People’s human rights were protected because the acting manager and staff had a good understanding of the Mental Capacity Act 2005 (MCA) and Deprivation of Liberty Safeguards.
People’s nutritional needs were met because staff followed people’s support plans to make sure people were eating and drinking enough and potential risks were known. However, there was a lack of choice available and staff shared concerns the budget was not sufficient. People were supported to access health care professionals to maintain their health and wellbeing.
Policies and procedures across the service were being developed to ensure information was given to people in accessible formats when required. However, at the time of the inspection these were not evident. Staff adapted their communication methods dependent upon people’s needs, for example using simple questions and information for people with cognitive difficulties and we were told information about the service would be available in alternative formats if requested.
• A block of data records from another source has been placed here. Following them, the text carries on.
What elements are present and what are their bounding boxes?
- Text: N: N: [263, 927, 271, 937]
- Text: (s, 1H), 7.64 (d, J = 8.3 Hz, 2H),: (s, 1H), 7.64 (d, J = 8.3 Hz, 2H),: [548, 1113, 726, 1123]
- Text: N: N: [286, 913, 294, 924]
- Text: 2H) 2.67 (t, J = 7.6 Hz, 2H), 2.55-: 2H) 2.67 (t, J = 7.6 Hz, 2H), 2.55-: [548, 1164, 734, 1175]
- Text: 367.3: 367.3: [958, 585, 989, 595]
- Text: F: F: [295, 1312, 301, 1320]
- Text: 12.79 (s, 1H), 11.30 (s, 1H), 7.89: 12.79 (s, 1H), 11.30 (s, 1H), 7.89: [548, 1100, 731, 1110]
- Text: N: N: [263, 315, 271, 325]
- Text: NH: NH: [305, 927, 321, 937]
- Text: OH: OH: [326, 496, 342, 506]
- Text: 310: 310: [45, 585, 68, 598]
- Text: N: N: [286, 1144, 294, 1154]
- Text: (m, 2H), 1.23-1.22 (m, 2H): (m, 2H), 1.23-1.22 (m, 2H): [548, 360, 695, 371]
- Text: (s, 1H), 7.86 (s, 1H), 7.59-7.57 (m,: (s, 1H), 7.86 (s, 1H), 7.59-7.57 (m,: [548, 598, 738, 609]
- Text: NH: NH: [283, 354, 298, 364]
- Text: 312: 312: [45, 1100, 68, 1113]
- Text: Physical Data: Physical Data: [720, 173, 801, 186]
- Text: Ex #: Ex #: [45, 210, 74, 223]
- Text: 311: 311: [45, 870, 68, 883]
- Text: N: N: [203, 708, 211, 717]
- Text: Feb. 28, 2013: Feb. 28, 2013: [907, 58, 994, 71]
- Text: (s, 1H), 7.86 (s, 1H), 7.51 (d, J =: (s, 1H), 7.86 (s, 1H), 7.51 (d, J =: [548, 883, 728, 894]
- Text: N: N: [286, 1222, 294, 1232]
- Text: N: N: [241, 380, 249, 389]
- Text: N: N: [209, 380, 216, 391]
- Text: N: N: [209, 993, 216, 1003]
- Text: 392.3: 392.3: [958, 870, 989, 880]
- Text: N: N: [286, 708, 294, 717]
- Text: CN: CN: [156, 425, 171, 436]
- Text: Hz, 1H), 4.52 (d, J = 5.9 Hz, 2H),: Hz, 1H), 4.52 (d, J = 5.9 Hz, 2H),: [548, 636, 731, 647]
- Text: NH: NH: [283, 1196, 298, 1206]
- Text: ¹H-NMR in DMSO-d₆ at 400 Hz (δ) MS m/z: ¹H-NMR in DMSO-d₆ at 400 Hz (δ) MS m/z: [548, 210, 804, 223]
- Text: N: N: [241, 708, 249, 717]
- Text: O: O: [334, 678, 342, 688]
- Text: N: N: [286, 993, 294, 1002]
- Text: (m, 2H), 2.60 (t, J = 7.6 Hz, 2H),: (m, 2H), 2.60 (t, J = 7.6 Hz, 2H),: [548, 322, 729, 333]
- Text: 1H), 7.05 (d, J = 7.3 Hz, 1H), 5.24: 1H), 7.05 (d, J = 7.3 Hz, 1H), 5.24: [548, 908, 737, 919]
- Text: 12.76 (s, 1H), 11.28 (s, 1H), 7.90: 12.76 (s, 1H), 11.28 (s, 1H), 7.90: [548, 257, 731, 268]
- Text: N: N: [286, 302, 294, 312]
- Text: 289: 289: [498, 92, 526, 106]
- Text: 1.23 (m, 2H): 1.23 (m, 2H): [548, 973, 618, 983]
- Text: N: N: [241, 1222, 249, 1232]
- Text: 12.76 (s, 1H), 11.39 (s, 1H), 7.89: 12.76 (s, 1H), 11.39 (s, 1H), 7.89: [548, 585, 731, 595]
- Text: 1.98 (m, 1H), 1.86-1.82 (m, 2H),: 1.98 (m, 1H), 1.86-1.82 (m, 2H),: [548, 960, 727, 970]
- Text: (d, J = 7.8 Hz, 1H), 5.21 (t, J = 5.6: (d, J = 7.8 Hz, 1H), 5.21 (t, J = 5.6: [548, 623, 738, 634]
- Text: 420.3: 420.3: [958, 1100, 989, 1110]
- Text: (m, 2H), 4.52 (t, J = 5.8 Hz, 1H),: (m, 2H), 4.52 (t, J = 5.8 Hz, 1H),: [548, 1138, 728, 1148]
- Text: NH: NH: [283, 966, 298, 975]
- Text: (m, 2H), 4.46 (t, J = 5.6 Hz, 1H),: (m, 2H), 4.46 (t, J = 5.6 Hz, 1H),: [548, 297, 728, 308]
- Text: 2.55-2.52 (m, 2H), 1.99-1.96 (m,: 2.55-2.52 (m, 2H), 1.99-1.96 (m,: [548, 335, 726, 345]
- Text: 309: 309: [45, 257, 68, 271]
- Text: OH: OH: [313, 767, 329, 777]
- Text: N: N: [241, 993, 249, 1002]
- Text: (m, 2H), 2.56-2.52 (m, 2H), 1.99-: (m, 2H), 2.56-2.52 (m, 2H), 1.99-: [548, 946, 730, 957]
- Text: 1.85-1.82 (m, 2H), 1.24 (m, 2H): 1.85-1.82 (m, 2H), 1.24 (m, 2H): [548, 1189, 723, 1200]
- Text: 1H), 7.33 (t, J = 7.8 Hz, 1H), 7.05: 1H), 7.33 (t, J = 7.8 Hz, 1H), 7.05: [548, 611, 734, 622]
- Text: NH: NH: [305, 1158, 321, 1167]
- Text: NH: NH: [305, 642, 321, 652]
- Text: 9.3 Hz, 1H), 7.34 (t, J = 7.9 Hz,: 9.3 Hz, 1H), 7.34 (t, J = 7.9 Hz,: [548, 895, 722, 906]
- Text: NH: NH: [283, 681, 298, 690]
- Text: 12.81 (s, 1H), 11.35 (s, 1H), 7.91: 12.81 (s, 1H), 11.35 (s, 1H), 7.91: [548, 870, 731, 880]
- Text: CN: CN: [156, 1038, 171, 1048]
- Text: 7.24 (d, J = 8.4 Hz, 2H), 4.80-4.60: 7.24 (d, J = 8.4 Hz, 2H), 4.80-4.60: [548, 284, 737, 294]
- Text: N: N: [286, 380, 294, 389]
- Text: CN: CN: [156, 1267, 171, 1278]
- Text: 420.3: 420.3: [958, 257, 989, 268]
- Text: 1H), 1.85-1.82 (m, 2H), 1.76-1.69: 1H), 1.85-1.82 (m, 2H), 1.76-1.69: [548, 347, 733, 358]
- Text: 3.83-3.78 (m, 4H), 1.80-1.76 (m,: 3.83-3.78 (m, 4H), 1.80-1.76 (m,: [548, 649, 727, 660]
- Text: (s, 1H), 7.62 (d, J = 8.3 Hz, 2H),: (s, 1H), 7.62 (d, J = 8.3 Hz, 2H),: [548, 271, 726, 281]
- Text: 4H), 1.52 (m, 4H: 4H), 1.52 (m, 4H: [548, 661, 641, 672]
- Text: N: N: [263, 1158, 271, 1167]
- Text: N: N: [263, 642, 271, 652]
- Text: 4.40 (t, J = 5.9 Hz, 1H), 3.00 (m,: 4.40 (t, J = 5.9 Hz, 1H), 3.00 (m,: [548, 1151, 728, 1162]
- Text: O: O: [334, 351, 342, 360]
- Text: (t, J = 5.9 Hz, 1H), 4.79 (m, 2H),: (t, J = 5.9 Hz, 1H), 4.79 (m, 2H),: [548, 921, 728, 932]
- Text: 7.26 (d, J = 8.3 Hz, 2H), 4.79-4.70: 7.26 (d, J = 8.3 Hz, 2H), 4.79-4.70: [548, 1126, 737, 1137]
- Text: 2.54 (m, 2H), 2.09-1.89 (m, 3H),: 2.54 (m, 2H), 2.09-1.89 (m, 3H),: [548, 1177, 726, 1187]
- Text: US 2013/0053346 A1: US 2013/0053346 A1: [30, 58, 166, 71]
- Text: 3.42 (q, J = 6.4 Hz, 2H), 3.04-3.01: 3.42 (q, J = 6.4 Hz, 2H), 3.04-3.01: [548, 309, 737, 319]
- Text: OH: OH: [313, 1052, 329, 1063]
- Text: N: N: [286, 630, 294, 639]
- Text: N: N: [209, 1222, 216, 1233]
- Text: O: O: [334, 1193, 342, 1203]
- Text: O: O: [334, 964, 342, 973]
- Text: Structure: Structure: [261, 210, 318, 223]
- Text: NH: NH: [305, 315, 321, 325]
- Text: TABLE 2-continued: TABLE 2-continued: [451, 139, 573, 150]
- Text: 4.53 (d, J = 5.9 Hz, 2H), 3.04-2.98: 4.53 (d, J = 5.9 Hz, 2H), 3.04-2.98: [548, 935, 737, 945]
People and relatives felt comfortable raising any concerns and felt confident these would be addressed promptly but there was not an easy read complaint process visible during the inspection.
We found the communal areas of the home were clean. Where possible people were encouraged to participate in laundry and household cleaning. This supported development of their daily living skills and a sense of value and contribution to the running of the service.
People’s medicines were well managed. People were given their medicines in their best interests following discussions with professionals and family who knew them well. We spoke with the acting manager about minor improvements which could be made to improve safety and these were promptly acted upon.
We found breaches of the Health and Social Care Act 2008 (Regulated Activities) Regulations 2014. You can see what action we told the provider to take at the back of the full version of the report.
Full information about CQC’s regulatory response to the more serious concerns found during inspections is added to reports after any representations and appeals have been concluded.